この女貴族、スルエリア。放っておけばただ金を持っているだけの無害な置物かと思っていれば。まさか、金と権力で強引に『ククルカンの指輪』を手に入れた挙句。それを持って出歩いて盗まれるなどという事態、誰が想像出来ようか。
「聞こえてるわよ!ちょっと何?私は被害者よ!」
「……心得ております」
「大体、あんな小さなガキがひったくりだとは誰も思わないでしょう!?」
「……いえ、雑踏でのひったくりは人混みに紛れやすい子供の方が有利なのです」
「知らないわよそんなこと!」
少し考えれば分かるだろう、という言葉をバニスは飲み込んだ。
考えるまでもなく、そんなことを言っても目の前の人物が激昂するだけだということは想像がついたからだ。

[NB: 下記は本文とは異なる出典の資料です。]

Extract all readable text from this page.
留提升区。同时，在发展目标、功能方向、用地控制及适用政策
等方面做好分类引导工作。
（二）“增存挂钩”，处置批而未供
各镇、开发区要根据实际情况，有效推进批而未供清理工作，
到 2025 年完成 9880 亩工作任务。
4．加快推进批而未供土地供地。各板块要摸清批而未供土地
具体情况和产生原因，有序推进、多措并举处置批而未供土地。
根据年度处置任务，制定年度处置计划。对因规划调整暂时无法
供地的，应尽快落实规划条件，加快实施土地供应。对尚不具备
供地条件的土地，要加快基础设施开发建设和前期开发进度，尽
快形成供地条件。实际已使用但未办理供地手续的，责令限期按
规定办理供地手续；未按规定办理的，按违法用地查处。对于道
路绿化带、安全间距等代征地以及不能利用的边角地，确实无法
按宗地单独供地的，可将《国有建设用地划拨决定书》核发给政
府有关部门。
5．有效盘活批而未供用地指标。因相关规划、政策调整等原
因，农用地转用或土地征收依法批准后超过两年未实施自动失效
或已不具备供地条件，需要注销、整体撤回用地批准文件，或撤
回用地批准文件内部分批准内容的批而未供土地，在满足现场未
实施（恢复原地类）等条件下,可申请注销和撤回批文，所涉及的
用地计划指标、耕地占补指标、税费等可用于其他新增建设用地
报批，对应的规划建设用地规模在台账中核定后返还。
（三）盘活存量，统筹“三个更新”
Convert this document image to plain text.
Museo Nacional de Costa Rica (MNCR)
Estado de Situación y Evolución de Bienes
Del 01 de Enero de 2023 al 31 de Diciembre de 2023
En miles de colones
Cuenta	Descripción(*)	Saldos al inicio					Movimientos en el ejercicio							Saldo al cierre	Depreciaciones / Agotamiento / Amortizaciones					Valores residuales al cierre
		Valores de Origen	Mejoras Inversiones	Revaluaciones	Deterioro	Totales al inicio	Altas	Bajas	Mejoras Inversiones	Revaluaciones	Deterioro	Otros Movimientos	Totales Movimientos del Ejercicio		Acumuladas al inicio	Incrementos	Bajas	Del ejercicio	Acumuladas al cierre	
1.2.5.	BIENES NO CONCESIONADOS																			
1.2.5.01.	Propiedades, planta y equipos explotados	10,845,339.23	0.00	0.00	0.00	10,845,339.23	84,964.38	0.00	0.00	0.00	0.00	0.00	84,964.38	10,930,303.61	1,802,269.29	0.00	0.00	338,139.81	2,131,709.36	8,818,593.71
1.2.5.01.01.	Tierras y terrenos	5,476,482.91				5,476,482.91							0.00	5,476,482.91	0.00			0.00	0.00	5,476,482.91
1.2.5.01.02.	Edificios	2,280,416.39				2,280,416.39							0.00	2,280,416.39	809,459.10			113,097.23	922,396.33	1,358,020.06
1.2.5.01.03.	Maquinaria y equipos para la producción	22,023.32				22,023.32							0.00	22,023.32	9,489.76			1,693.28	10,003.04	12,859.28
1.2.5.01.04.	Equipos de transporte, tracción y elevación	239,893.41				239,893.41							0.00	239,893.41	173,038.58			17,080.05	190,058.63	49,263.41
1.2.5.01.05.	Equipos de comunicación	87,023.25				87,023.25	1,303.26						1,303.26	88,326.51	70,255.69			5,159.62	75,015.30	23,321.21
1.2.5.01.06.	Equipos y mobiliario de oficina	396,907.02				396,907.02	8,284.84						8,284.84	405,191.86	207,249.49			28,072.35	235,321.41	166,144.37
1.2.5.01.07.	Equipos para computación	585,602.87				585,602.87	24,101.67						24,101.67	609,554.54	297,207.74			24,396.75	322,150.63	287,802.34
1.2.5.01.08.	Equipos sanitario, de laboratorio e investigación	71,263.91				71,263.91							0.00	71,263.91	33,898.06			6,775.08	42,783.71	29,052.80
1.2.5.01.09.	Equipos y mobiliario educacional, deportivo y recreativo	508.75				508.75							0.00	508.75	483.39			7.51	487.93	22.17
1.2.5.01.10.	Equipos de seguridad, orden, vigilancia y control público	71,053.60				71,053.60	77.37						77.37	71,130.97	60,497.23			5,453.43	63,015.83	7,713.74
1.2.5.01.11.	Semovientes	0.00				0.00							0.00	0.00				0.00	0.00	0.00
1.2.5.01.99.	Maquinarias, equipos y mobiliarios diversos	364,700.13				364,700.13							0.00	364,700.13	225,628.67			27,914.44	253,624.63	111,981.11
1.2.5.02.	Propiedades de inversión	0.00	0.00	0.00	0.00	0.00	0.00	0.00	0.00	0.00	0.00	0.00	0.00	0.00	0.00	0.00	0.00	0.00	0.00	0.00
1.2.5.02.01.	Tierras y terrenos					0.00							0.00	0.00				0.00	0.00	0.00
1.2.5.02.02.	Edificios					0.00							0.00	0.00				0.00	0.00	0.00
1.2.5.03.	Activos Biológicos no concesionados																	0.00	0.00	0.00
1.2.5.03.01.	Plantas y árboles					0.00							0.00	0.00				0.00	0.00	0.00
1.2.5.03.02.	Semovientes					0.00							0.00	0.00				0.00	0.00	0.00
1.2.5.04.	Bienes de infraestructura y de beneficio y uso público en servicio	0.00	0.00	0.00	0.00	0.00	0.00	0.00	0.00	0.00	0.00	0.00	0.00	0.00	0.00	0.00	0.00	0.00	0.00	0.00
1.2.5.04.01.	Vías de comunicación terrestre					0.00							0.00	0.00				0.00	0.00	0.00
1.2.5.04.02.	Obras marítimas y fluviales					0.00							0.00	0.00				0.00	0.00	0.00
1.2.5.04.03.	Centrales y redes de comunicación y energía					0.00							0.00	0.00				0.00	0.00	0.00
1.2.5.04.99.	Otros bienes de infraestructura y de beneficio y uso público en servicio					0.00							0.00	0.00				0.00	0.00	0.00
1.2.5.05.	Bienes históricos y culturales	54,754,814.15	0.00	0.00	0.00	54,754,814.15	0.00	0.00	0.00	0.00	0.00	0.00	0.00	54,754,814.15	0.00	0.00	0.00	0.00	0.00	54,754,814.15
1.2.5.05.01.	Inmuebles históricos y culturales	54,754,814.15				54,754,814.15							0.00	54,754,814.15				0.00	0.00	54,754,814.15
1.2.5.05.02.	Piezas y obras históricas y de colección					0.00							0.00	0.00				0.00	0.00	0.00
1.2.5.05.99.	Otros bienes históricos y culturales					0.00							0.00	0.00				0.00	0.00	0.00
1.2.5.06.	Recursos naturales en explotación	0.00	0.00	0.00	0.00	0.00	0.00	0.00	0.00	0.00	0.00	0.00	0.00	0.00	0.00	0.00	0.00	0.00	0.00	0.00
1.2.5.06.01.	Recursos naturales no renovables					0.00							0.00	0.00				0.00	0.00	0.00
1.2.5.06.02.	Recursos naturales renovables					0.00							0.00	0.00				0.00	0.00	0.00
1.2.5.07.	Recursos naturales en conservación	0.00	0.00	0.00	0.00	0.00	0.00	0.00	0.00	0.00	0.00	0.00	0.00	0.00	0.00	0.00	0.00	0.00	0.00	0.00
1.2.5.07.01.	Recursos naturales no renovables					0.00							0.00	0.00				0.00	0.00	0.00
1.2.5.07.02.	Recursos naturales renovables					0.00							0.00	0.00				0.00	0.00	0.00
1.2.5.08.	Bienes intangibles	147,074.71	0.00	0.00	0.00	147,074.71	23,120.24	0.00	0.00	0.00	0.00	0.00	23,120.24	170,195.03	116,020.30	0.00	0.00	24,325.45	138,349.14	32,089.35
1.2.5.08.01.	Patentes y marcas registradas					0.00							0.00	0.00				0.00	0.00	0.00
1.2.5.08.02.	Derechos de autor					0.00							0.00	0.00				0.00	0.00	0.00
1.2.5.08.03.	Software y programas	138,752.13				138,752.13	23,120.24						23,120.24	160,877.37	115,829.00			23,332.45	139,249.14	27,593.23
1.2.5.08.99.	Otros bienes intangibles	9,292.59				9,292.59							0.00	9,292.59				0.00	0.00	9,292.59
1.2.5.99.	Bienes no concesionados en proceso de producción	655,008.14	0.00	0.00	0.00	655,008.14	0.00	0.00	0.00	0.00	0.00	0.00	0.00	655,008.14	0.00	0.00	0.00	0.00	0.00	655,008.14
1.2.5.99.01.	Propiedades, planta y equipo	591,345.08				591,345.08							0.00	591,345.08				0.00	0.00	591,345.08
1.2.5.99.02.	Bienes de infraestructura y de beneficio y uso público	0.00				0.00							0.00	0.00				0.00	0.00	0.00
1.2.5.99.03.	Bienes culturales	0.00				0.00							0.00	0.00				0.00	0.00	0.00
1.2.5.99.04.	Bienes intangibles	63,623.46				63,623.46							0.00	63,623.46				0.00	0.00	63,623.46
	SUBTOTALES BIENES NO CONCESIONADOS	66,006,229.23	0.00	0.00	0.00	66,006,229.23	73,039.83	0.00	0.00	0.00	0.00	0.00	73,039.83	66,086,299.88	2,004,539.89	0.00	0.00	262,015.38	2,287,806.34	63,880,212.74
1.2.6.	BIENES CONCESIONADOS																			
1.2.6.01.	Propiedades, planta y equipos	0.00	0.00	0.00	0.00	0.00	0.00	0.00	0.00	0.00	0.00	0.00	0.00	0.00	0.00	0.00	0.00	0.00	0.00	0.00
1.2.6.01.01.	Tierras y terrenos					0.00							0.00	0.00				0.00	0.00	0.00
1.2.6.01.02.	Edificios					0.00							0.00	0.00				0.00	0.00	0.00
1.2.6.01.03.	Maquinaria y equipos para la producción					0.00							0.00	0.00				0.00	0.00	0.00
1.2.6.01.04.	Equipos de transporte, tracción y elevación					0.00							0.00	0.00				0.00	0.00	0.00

……最悪。そう、何が悪いかと言えば、盗まれてから半年もそのことを隠し続けてきたというのだから始末に終えない。自分たちで探してしまおうと思ったのだろうが、それもこうして失敗している。本当にどうしようもない。
「とにかく、急ぎ捜索を致します」
「そうして頂戴」
「しかし、申し訳ございませんが、取り戻した指輪をお返しすることは出来かねます」
「はぁ!?なんでよ!!」
「あれは王家に代々伝わる大切な宝です故」
「私は買ったのよ!正当にお金を払って買ったの!だから私のものよ!」
「重々承知しております。勿論、代金は王家が責任を持ちまして全額返還させて頂きますので……」
「関係ないわ。一度私が買ったの。それを次に売るかどうかは私が決めることよ。違う?」
「……そう仰られましても」
性質の悪いことに、なまじ市場経済の理屈は通っている。一応はその分野で成功を収めた貴族だ。金に関しては間違っていない。

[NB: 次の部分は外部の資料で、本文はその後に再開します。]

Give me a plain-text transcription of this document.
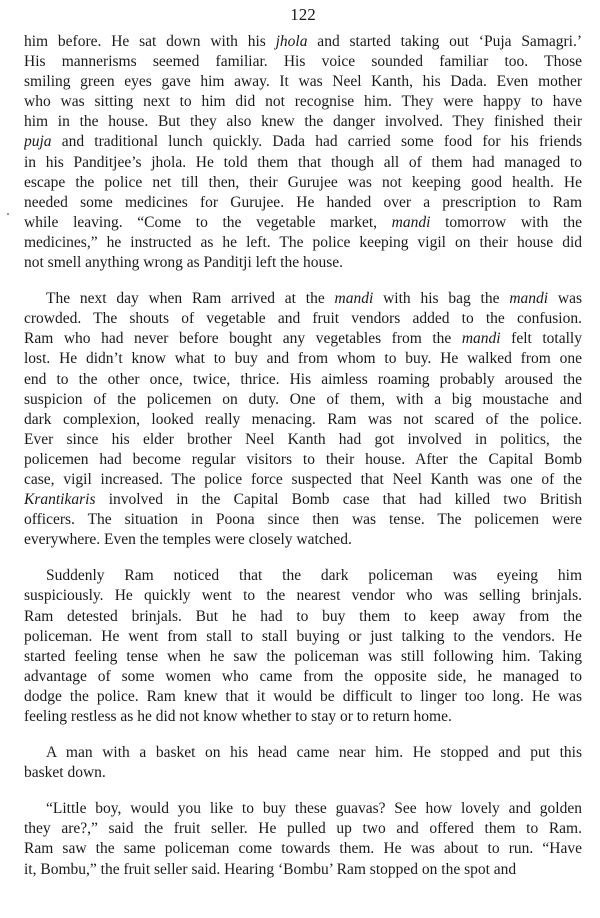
122

him before. He sat down with his jhola and started taking out ‘Puja Samagri.’
His mannerisms seemed familiar. His voice sounded familiar too. Those
smiling green eyes gave him away. It was Neel Kanth, his Dada. Even mother
who was sitting next to him did not recognise him. They were happy to have
him in the house. But they also knew the danger involved. They finished their
puja and traditional lunch quickly. Dada had carried some food for his friends
in his Panditjee’s jhola. He told them that though all of them had managed to
escape the police net till then, their Gurujee was not keeping good health. He
needed some medicines for Gurujee. He handed over a prescription to Ram
while leaving. “Come to the vegetable market, mandi tomorrow with the
medicines,” he instructed as he left. The police keeping vigil on their house did
not smell anything wrong as Panditji left the house.

The next day when Ram arrived at the mandi with his bag the mandi was
crowded. The shouts of vegetable and fruit vendors added to the confusion.
Ram who had never before bought any vegetables from the mandi felt totally
lost. He didn’t know what to buy and from whom to buy. He walked from one
end to the other once, twice, thrice. His aimless roaming probably aroused the
suspicion of the policemen on duty. One of them, with a big moustache and
dark complexion, looked really menacing. Ram was not scared of the police.
Ever since his elder brother Neel Kanth had got involved in politics, the
policemen had become regular visitors to their house. After the Capital Bomb
case, vigil increased. The police force suspected that Neel Kanth was one of the
Krantikaris involved in the Capital Bomb case that had killed two British
officers. The situation in Poona since then was tense. The policemen were
everywhere. Even the temples were closely watched.

Suddenly Ram noticed that the dark policeman was eyeing him
suspiciously. He quickly went to the nearest vendor who was selling brinjals.
Ram detested brinjals. But he had to buy them to keep away from the
policeman. He went from stall to stall buying or just talking to the vendors. He
started feeling tense when he saw the policeman was still following him. Taking
advantage of some women who came from the opposite side, he managed to
dodge the police. Ram knew that it would be difficult to linger too long. He was
feeling restless as he did not know whether to stay or to return home.

A man with a basket on his head came near him. He stopped and put this
basket down.

“Little boy, would you like to buy these guavas? See how lovely and golden
they are?,” said the fruit seller. He pulled up two and offered them to Ram.
Ram saw the same policeman come towards them. He was about to run. “Have
it, Bombu,” the fruit seller said. Hearing ‘Bombu’ Ram stopped on the spot and
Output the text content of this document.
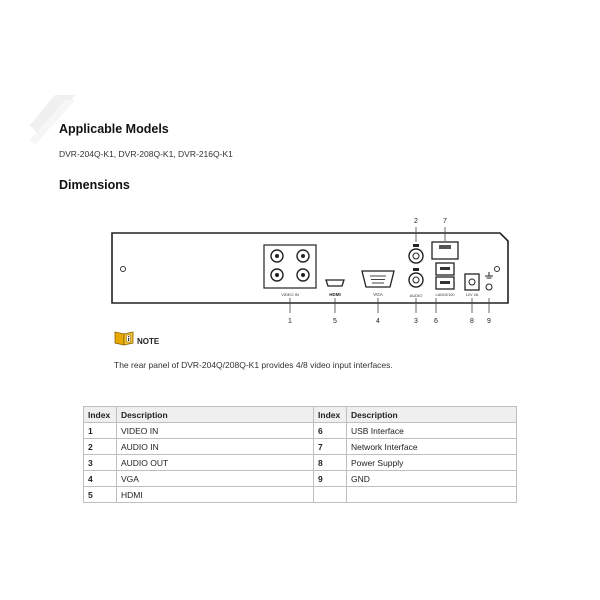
Applicable Models
DVR-204Q-K1, DVR-208Q-K1, DVR-216Q-K1
Dimensions
VIDEO IN	HDMI	VGA	AUDIO	LAN10/100	12V 2A
1	5	4	3 6	8 9
2	7
NOTE
The rear panel of DVR-204Q/208Q-K1 provides 4/8 video input interfaces.
Index	Description	Index	Description
1	VIDEO IN	6	USB Interface
2	AUDIO IN	7	Network Interface
3	AUDIO OUT	8	Power Supply
4	VGA	9	GND
5	HDMI		
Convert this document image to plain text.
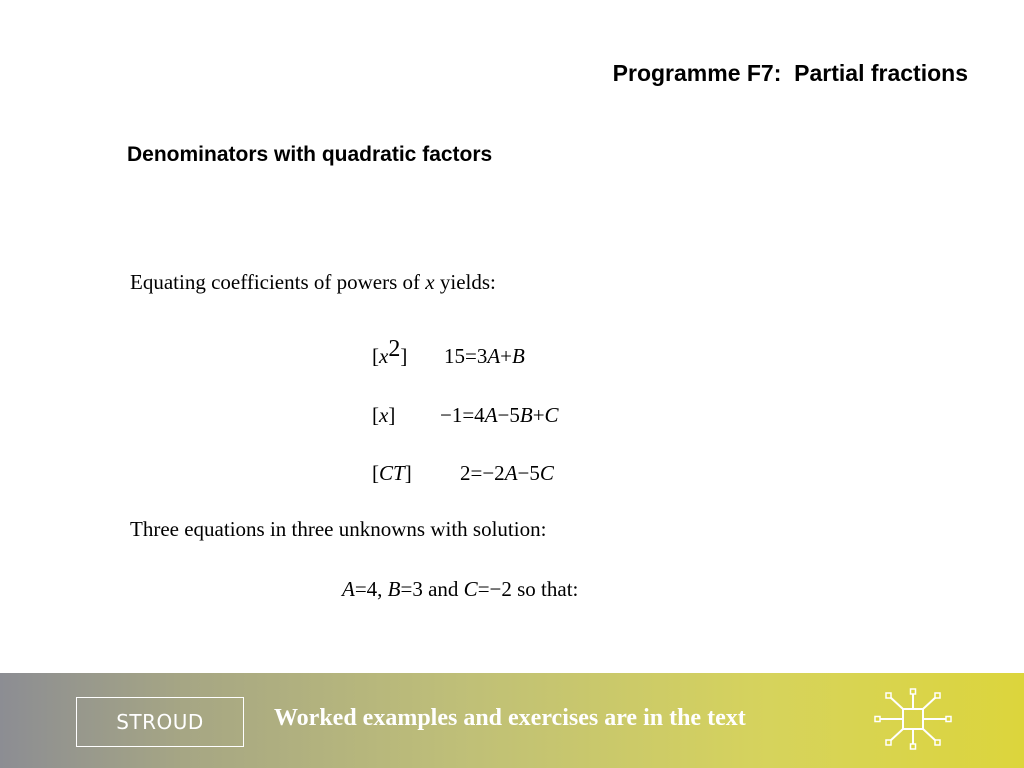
Programme F7:  Partial fractions
Denominators with quadratic factors
Equating coefficients of powers of x yields:
[x2] 15=3A+B
[x] −1=4A−5B+C
[CT] 2=−2A−5C
Three equations in three unknowns with solution:
A=4, B=3 and C=−2 so that:
STROUD	Worked examples and exercises are in the text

問題は、世の中を回しているのは金だけではないということだ。そんな単純なことすら、スルエリアは理解していなかった。
「承知致しました。もし発見することが出来たら、再びスルエリア様の元に」
「当然ね」
結局、バニスは腹を括った。
先に見つければいい。そして、隠してしまえばいい。勿論彼は理解している。言うことは容易いが、実行するのは難しい。それを出来なかったのが目の前の女貴族だ。

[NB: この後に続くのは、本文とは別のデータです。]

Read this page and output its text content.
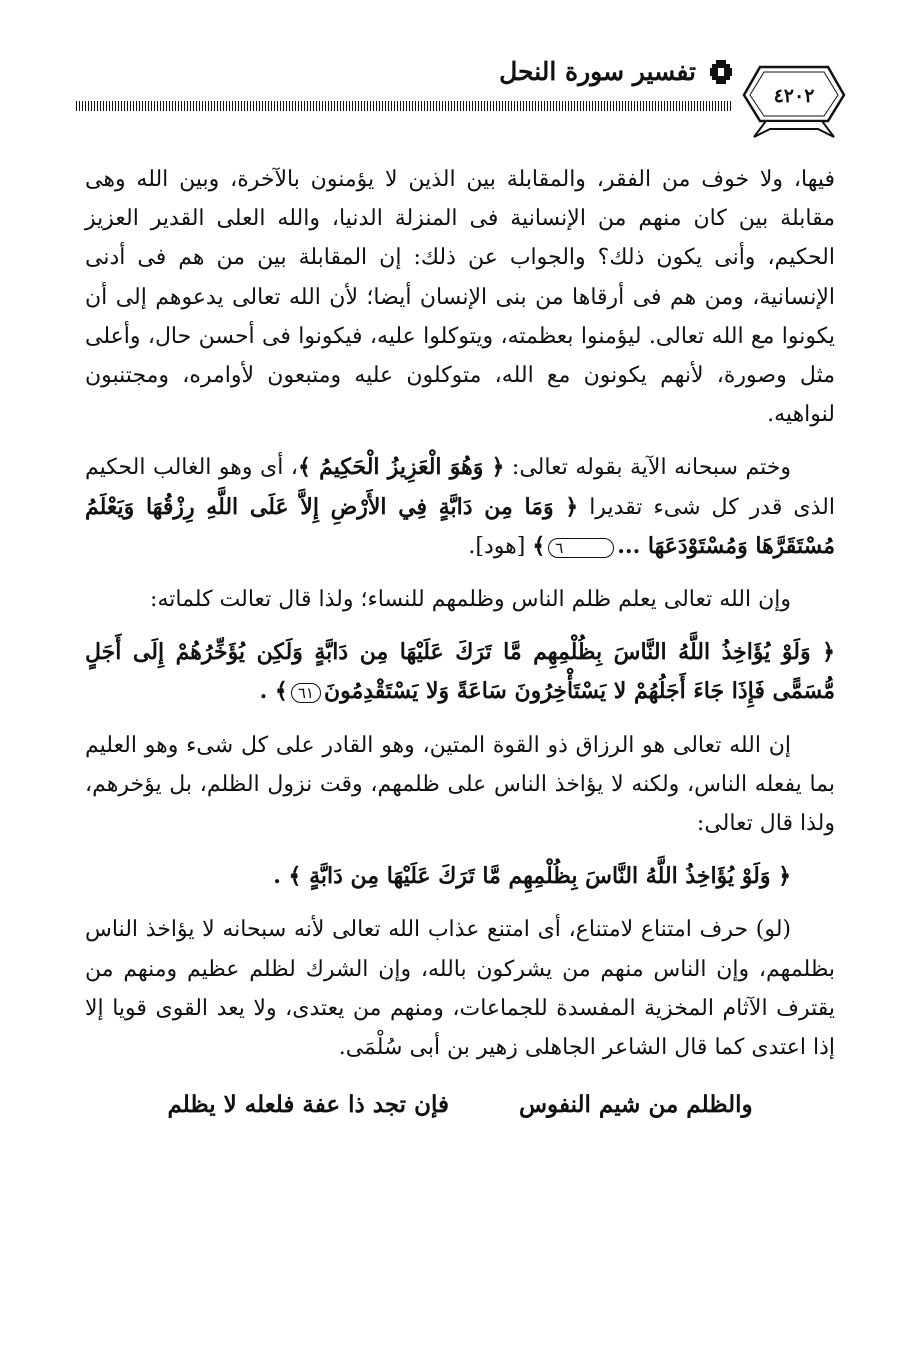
تفسير سورة النحل
٤٢٠٢

فيها، ولا خوف من الفقر، والمقابلة بين الذين لا يؤمنون بالآخرة، وبين الله وهى مقابلة بين كان منهم من الإنسانية فى المنزلة الدنيا، والله العلى القدير العزيز الحكيم، وأنى يكون ذلك؟ والجواب عن ذلك: إن المقابلة بين من هم فى أدنى الإنسانية، ومن هم فى أرقاها من بنى الإنسان أيضا؛ لأن الله تعالى يدعوهم إلى أن يكونوا مع الله تعالى. ليؤمنوا بعظمته، ويتوكلوا عليه، فيكونوا فى أحسن حال، وأعلى مثل وصورة، لأنهم يكونون مع الله، متوكلون عليه ومتبعون لأوامره، ومجتنبون لنواهيه.

وختم سبحانه الآية بقوله تعالى: ﴿ وَهُوَ الْعَزِيزُ الْحَكِيمُ ﴾، أى وهو الغالب الحكيم الذى قدر كل شىء تقديرا ﴿ وَمَا مِن دَابَّةٍ فِي الأَرْضِ إِلاَّ عَلَى اللَّهِ رِزْقُهَا وَيَعْلَمُ مُسْتَقَرَّهَا وَمُسْتَوْدَعَهَا ...٦﴾ [هود].

وإن الله تعالى يعلم ظلم الناس وظلمهم للنساء؛ ولذا قال تعالت كلماته:

﴿ وَلَوْ يُؤَاخِذُ اللَّهُ النَّاسَ بِظُلْمِهِم مَّا تَرَكَ عَلَيْهَا مِن دَابَّةٍ وَلَكِن يُؤَخِّرُهُمْ إِلَى أَجَلٍ مُّسَمًّى فَإِذَا جَاءَ أَجَلُهُمْ لا يَسْتَأْخِرُونَ سَاعَةً وَلا يَسْتَقْدِمُونَ٦١﴾ .

إن الله تعالى هو الرزاق ذو القوة المتين، وهو القادر على كل شىء وهو العليم بما يفعله الناس، ولكنه لا يؤاخذ الناس على ظلمهم، وقت نزول الظلم، بل يؤخرهم، ولذا قال تعالى:

﴿ وَلَوْ يُؤَاخِذُ اللَّهُ النَّاسَ بِظُلْمِهِم مَّا تَرَكَ عَلَيْهَا مِن دَابَّةٍ ﴾ .

(لو) حرف امتناع لامتناع، أى امتنع عذاب الله تعالى لأنه سبحانه لا يؤاخذ الناس بظلمهم، وإن الناس منهم من يشركون بالله، وإن الشرك لظلم عظيم ومنهم من يقترف الآثام المخزية المفسدة للجماعات، ومنهم من يعتدى، ولا يعد القوى قويا إلا إذا اعتدى كما قال الشاعر الجاهلى زهير بن أبى سُلْمَى.

والظلم من شيم النفوس
فإن تجد ذا عفة فلعله لا يظلم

と言っても、やる他ない。こうなれば金を渋っている場合ではないだろう。スルエリアの方の捜索部隊を買収し、茶番を演じてもらうことも想定に入れなければ。
「……最悪だ」
今度こそバニスは目の前で鼻息を荒くするスルエリアに気付かれぬように呟く。
――この歳で早い者勝ちの宝探し遊びをする羽目になるとは。
負けるわけにもいかないゲームの始まりに、バニスは最近痛み始めた腰の療養を放棄した。